Shanghai - Chinese brokers have seen a surge of new stock investors and a dramatic spike in turnover on soaring local bourses, some risking borrowed money in response to government policy measures aimed at supporting a faltering economy.
The flood of small investors suggests Beijing is finally persuading people to allocate capital more broadly to the economy, instead of betting it all on property, though the last policy-led stock rally ended in a brutal crash.
Encouraging individuals to plough some of their $8.2trn of bank deposits into stock markets is critical if China's companies are to have reliable access to equity financing and wean themselves off excessive debt.

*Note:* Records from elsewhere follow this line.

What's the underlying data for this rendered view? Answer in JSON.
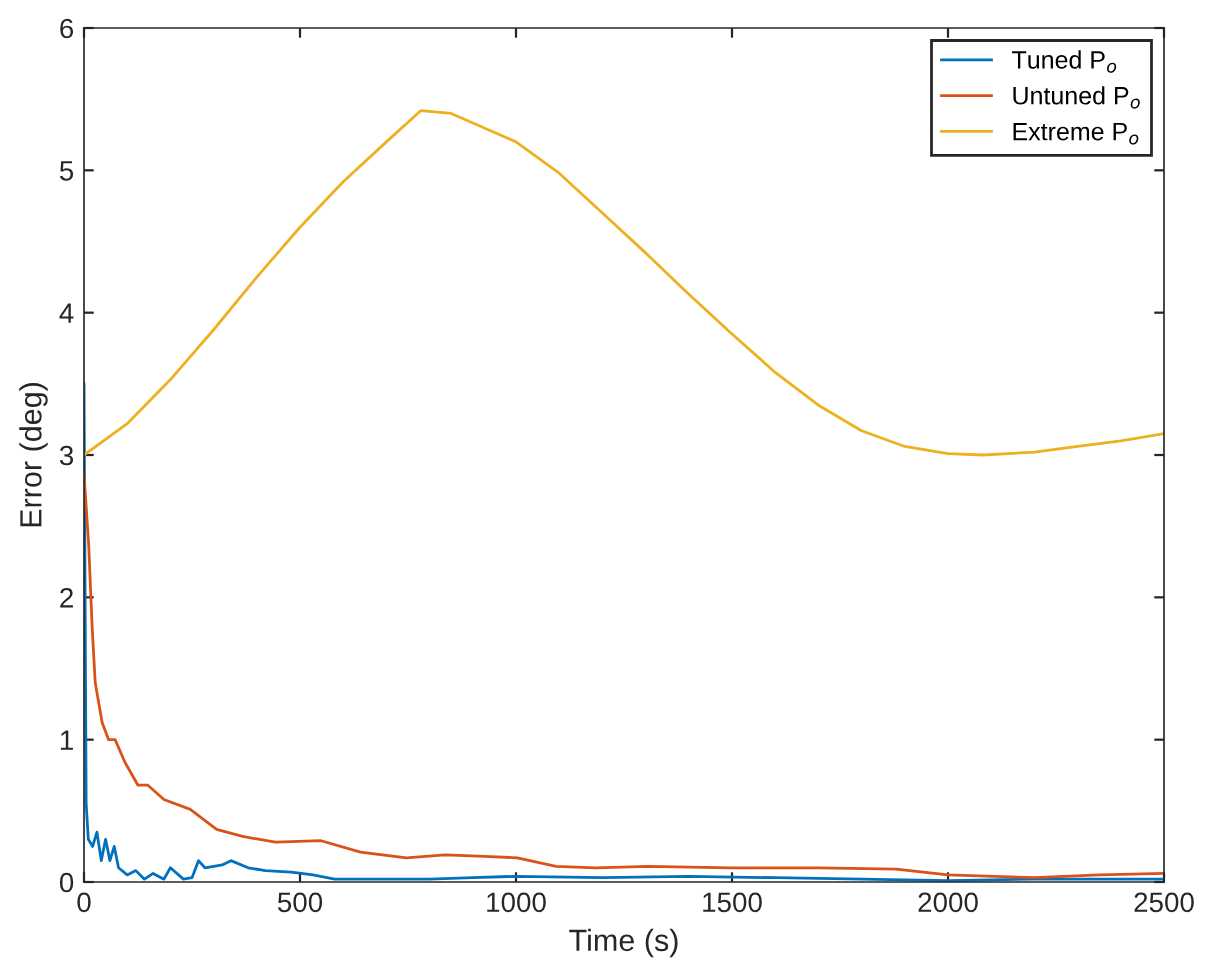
{
  "chart_data": {
    "type": "line",
    "xlabel": "Time (s)",
    "ylabel": "Error (deg)",
    "xlim": [
      0,
      2500
    ],
    "ylim": [
      0,
      6
    ],
    "xticks": [
      0,
      500,
      1000,
      1500,
      2000,
      2500
    ],
    "yticks": [
      0,
      1,
      2,
      3,
      4,
      5,
      6
    ],
    "grid": false,
    "legend": "top right",
    "line_style": "solid",
    "marker": "none",
    "series": [
      {
        "name": "Tuned P$_{o}$",
        "color": "#0072bd",
        "x": [
          0,
          5,
          10,
          20,
          30,
          40,
          50,
          60,
          70,
          80,
          100,
          120,
          140,
          160,
          185,
          200,
          230,
          250,
          265,
          280,
          320,
          340,
          380,
          420,
          480,
          530,
          580,
          700,
          800,
          900,
          1000,
          1200,
          1400,
          1600,
          1800,
          2000,
          2200,
          2500
        ],
        "values": [
          3.5,
          0.55,
          0.3,
          0.25,
          0.35,
          0.15,
          0.3,
          0.15,
          0.25,
          0.1,
          0.05,
          0.08,
          0.02,
          0.06,
          0.02,
          0.1,
          0.02,
          0.03,
          0.15,
          0.1,
          0.12,
          0.15,
          0.1,
          0.08,
          0.07,
          0.05,
          0.02,
          0.02,
          0.02,
          0.03,
          0.04,
          0.03,
          0.04,
          0.03,
          0.02,
          0.01,
          0.02,
          0.02
        ]
      },
      {
        "name": "Untuned P$_{o}$",
        "color": "#d95319",
        "x": [
          0,
          11,
          19,
          26,
          42,
          57,
          72,
          95,
          125,
          148,
          185,
          246,
          307,
          367,
          443,
          549,
          640,
          746,
          836,
          927,
          1003,
          1093,
          1184,
          1305,
          1500,
          1700,
          1880,
          2000,
          2200,
          2350,
          2500
        ],
        "values": [
          2.87,
          2.36,
          1.78,
          1.4,
          1.12,
          1.0,
          1.0,
          0.84,
          0.68,
          0.68,
          0.58,
          0.51,
          0.37,
          0.32,
          0.28,
          0.29,
          0.21,
          0.17,
          0.19,
          0.18,
          0.17,
          0.11,
          0.1,
          0.11,
          0.1,
          0.1,
          0.09,
          0.05,
          0.03,
          0.05,
          0.06
        ]
      },
      {
        "name": "Extreme P$_{o}$",
        "color": "#edb120",
        "x": [
          0,
          100,
          200,
          300,
          400,
          500,
          600,
          700,
          780,
          850,
          1000,
          1100,
          1200,
          1300,
          1400,
          1500,
          1600,
          1700,
          1800,
          1900,
          2000,
          2080,
          2200,
          2300,
          2400,
          2500
        ],
        "values": [
          3.0,
          3.22,
          3.53,
          3.88,
          4.25,
          4.6,
          4.92,
          5.2,
          5.42,
          5.4,
          5.2,
          4.98,
          4.7,
          4.42,
          4.13,
          3.85,
          3.58,
          3.35,
          3.17,
          3.06,
          3.01,
          3.0,
          3.02,
          3.06,
          3.1,
          3.15
        ]
      }
    ]
  }
}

Official data showed Chinese retail investors, who conduct 60-80% of stock trades in China, opened over a million new brokerage accounts in November, up 280% year-on-year, after years of stagnation.
Hit new highs
"Before this year we had to actively go find clients and tell them to trade stocks, but they wouldn't," said Xiong Yepeng, sales associate in Beijing at China Securities.
"We'd open on average three or five customer accounts per day. But now we average 20 or 30."
Transaction levels have hit new highs. Trading volume on the Shanghai Composite Index closed at 56.1 billion shares on Wednesday, up 20.66% from the previous record on Friday, 7-day average volumes are up 165% since October 28, 459% for the year.
The CSI300 index of the largest companies in Shanghai and Shenzhen rose 4.6% on Thursday, their biggest one-day gain since July 2013. The index has surged 20% since the central bank unexpectedly cut interest rates on November 21 to counter the country's slowest growth in decades.